Taniwha wrote: "there were both little-endian and big endian machines before the '11, most of the word oriented evil back then probably had more to do with not having a power of 2 bytes in a word, if I remember '11 longs (or was it floats) were actually stored partially bigendian, etc etc"
Since endianness only applies to how bytes are numbered within a word, the issue only arises in architectures that are byte-addressable and have a wordsize larger than one byte. So the constraint is not whether the architecture has a power of 2 bytes in a word, but whether the wordsize is a multiple of the number of bits in a byte and whether each byte is assigned its own address.
Regardless of whether other manufacturers produced byte-addressable machines of either byte order, the PDP-11 is of critical importance because it's the architecture that the first ubiquitous portable operating system (Unix) grew up on. The 360 is important for the same reason that Microsoft Word is important today. For good or ill, its manufacturer was the behemoth that drove the industry.
You are correct about the 11's representation of multi-word data. The idea of giving low-order bytes lower addresses than high-order bytes was only maintained within a single word. High-order words within floats and doubles were stored before low-order words. It seems likely that the hardware implementation of these datatypes was designed by a different hardware engineer, and nobody noticed the inconsistency until too late.
Taniwha wrote: "Mostly though I suspect the 'storing stuff as ascii' idea was something that couldn't catch on until disk storage got cheap enough."

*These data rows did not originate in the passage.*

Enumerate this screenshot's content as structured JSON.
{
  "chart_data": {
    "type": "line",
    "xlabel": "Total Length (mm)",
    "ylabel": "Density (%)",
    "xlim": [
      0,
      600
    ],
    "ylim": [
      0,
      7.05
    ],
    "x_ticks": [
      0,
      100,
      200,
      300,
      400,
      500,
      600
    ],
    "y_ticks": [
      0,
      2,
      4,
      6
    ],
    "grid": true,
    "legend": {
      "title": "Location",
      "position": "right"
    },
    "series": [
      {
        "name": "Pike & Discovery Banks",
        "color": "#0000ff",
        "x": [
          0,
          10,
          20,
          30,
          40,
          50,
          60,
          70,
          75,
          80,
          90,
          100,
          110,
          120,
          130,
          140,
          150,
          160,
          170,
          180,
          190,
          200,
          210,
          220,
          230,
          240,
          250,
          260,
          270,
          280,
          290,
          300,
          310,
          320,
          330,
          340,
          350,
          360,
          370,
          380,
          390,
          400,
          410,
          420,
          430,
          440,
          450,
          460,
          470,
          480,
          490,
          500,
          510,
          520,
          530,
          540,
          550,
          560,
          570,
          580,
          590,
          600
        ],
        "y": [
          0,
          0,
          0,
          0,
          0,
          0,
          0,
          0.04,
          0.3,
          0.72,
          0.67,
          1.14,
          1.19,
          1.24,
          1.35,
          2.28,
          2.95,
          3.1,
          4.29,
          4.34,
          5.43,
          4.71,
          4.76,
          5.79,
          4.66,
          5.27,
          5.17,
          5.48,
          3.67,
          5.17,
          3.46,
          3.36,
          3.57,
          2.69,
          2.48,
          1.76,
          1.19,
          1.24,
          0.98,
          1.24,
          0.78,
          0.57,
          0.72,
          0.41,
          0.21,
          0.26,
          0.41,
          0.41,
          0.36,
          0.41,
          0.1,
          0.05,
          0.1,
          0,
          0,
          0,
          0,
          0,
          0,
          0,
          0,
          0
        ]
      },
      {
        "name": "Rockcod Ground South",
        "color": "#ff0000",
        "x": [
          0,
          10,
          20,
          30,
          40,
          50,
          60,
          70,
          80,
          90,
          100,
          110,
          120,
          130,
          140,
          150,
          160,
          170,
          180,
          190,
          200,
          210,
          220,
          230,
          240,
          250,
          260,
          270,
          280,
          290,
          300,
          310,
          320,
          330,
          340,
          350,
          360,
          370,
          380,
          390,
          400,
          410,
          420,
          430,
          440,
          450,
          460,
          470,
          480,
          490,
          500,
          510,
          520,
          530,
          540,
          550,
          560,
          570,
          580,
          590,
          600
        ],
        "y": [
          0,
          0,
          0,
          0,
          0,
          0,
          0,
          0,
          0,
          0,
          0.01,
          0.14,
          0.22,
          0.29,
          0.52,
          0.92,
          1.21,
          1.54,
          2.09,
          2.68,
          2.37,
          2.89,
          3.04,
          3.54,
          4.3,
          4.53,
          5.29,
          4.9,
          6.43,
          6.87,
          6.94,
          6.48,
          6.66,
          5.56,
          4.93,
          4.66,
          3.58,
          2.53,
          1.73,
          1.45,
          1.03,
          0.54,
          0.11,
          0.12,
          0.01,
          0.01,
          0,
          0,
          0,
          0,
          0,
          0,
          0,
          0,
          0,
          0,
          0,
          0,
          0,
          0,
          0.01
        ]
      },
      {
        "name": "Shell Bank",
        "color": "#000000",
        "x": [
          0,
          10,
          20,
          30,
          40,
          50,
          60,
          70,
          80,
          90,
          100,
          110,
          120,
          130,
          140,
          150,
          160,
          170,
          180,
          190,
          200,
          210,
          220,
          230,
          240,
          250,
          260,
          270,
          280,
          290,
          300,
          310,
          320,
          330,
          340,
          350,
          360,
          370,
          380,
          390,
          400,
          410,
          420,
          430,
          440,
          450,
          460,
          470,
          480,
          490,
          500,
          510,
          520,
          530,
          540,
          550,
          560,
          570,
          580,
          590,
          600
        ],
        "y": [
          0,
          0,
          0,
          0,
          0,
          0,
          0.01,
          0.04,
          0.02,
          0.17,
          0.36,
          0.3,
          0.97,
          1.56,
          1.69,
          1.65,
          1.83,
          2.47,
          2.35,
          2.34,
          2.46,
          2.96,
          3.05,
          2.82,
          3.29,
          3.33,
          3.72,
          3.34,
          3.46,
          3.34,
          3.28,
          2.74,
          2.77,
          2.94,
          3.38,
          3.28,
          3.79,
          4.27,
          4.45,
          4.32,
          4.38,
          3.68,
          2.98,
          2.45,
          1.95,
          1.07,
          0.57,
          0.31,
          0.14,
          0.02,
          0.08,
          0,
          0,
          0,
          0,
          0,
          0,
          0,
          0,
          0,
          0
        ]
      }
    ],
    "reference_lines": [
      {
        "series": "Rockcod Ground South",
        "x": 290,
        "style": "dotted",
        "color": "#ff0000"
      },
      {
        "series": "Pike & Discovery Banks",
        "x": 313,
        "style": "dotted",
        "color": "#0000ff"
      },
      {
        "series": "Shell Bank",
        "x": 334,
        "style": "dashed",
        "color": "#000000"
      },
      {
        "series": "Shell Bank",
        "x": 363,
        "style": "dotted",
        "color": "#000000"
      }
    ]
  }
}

Disk capacities have always been way ahead of memory capacities. While disk storage may have had a small effect, the real limiting factors were the things I mentioned in the article. Manufacturing core memory was so expensive that no machine had a lot of memory until the industry switched to RAM. And CPU speeds were slow enough that when you considered storing numeric data as ASCII, the first thought that popped into your mind was, "How many instruction cycles will it take to convert the data to a format I can use for computing?"
Taniwha wrote: "The other big change Unix brought in - simple unstructured text files - needed us to break away from that record based 'every thing is a card image' mindset."
The break from the record based 'every thing is a card image' mindset really didn't apply in the DEC world -- at least not in the Small Systems Group which was responsible for OS-8 on the PDP-8 and RT-11 on the PDP-11. Unlike the mainframe world where the basic assumption was that input came from a card reader and output went to a line printer, our basic assumption in the Small Systems Group was that input came from and output went to an ASR-33 Teletype or similar device. Paper tape and keyboard input was assumed to be variable-length ASCII records delimited by \r\n.
Taniwha wrote: "apparently we got Arabic notation from Spanish monks working their way through the libraries the Moors left in Spain"
I'm not terribly familiar with the history of Spain, so I don't know what influence the Spanish monks had, but http://en.wikipedia.org/wiki/Arabic_numerals reports that our numbering system was originally called Hindu numerals and that a 9th century treatise by a Persian scientist entitled "On the Calculation with Hindu Numerals" was translated into Latin in the 12th century. It also says that Fibonacci, an Italian, promoted the system in Europe after learning it in Algeria. So the system may have entered Europe through multiple avenues, and what was originally called "Hindu numerals" later came to be known as "Arabic numerals."
Taniwha wrote: "they picked them up and brought them into western languages but weren't smart enough (I blame them for our current endianess malaise) to turn the digits around when they were included in a right-to-left writing system."
This is a very interesting observation. Apparently the inconsistencies in modern hardware design are nothing new.
Taniwha wrote: "(and BTW remember even in our modern little endian computers we still tend to number the bits within bytes in a big endian way ...)"
Since neither the 360 nor the 11 instruction sets included any instruction that identified bits by their bit address, the bit-numbering was really a paper exercise. But our modern little-endian Intel architecture computers have instructions like BSF and BSR (bit scan forward/reverse) which return the bit address of the lowest bit that's turned on in the source operand. And the bit numbering used is little-endian, not big-endian.